Please help me resolve this.

JohnGiorgi commented 2 years ago

Thanks for raising an issue, I will try to look into this. Looks like the issue is on the AllenNLP side of things. Unless you really need to use AllenNLP, can you try using it from HuggingFace Transformers instead? Instructions here.

abis330 commented 2 years ago

I am planning to do pre-training on the unlabeled dataset that I have with me. This error is stopping me to do so.

JohnGiorgi commented 2 years ago

TLDR; You likely have installed an unsupported version of AllenNLP. Try installing a supported version and running the code again.

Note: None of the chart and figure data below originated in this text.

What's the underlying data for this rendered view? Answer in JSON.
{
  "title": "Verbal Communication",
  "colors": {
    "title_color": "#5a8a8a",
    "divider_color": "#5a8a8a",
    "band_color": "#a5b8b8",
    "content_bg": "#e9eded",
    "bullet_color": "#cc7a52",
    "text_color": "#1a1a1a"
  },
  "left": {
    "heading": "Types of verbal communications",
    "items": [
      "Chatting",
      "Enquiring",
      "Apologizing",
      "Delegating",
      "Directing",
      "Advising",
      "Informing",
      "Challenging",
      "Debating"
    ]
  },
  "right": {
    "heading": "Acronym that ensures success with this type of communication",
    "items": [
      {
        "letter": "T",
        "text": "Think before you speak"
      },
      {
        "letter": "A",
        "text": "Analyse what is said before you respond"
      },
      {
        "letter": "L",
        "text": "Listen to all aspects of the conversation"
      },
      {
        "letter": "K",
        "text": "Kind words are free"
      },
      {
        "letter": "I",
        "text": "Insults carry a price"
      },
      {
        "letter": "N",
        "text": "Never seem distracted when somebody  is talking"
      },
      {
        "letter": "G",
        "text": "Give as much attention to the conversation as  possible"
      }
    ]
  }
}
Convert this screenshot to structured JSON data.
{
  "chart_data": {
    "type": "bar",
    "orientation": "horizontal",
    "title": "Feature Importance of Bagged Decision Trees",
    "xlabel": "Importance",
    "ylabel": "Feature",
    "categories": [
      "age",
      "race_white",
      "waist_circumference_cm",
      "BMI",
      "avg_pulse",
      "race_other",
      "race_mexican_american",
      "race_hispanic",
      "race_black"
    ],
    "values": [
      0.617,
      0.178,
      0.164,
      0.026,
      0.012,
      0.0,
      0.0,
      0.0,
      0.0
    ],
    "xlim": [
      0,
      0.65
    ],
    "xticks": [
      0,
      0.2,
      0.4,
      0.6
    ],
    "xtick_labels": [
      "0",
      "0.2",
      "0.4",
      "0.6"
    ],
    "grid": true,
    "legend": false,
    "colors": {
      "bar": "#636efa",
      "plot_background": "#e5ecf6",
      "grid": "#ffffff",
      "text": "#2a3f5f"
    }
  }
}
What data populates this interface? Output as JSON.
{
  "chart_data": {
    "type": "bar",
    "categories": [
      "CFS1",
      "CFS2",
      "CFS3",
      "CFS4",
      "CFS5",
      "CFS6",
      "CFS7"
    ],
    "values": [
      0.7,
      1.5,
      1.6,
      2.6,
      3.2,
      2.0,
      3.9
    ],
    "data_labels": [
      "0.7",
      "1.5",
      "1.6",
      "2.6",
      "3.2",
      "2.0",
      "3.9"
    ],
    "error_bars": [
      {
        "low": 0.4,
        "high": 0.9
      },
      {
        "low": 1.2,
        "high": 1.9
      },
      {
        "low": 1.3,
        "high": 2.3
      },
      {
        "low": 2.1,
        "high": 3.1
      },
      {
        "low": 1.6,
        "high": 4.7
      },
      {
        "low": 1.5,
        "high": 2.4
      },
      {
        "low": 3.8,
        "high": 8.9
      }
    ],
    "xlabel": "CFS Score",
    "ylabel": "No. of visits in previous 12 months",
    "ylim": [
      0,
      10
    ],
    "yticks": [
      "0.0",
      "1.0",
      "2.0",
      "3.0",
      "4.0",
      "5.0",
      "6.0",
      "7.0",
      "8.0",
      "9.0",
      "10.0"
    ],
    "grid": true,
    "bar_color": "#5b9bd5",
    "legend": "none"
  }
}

Can you provide more information on your environment, please? E.g. OS, python version, AllenNLP version, the commands you used to install DeCLUTR, etc...

This works fine in the embedding.ipynb notebook (see screenshot below)

image

so I think it's likely there is something up with your environment. Looking at the error, my best guess is that you have installed a newer version of AllenNLP than is supported by this repo. In the version of AllenNLP required by this repo, the text_to_instance method of DatasetReader (which is inherited by our DeCLUTRDatasetReader) accepts an argument text. However, in newer versions of AllenNLP this argument is called inputs. Hence the error you are getting:

TypeError: DeCLUTRDatasetReader.text_to_instance: `inputs` must be present.

You can check the version of AllenNLP you have installed by running

pip freeze | grep "allennlp*"

in your python environment where you have installed this repo. I would try installing a supported version and trying this example again.

JohnGiorgi commented 1 year ago

Closing, please re-open if I didn't solve your issue!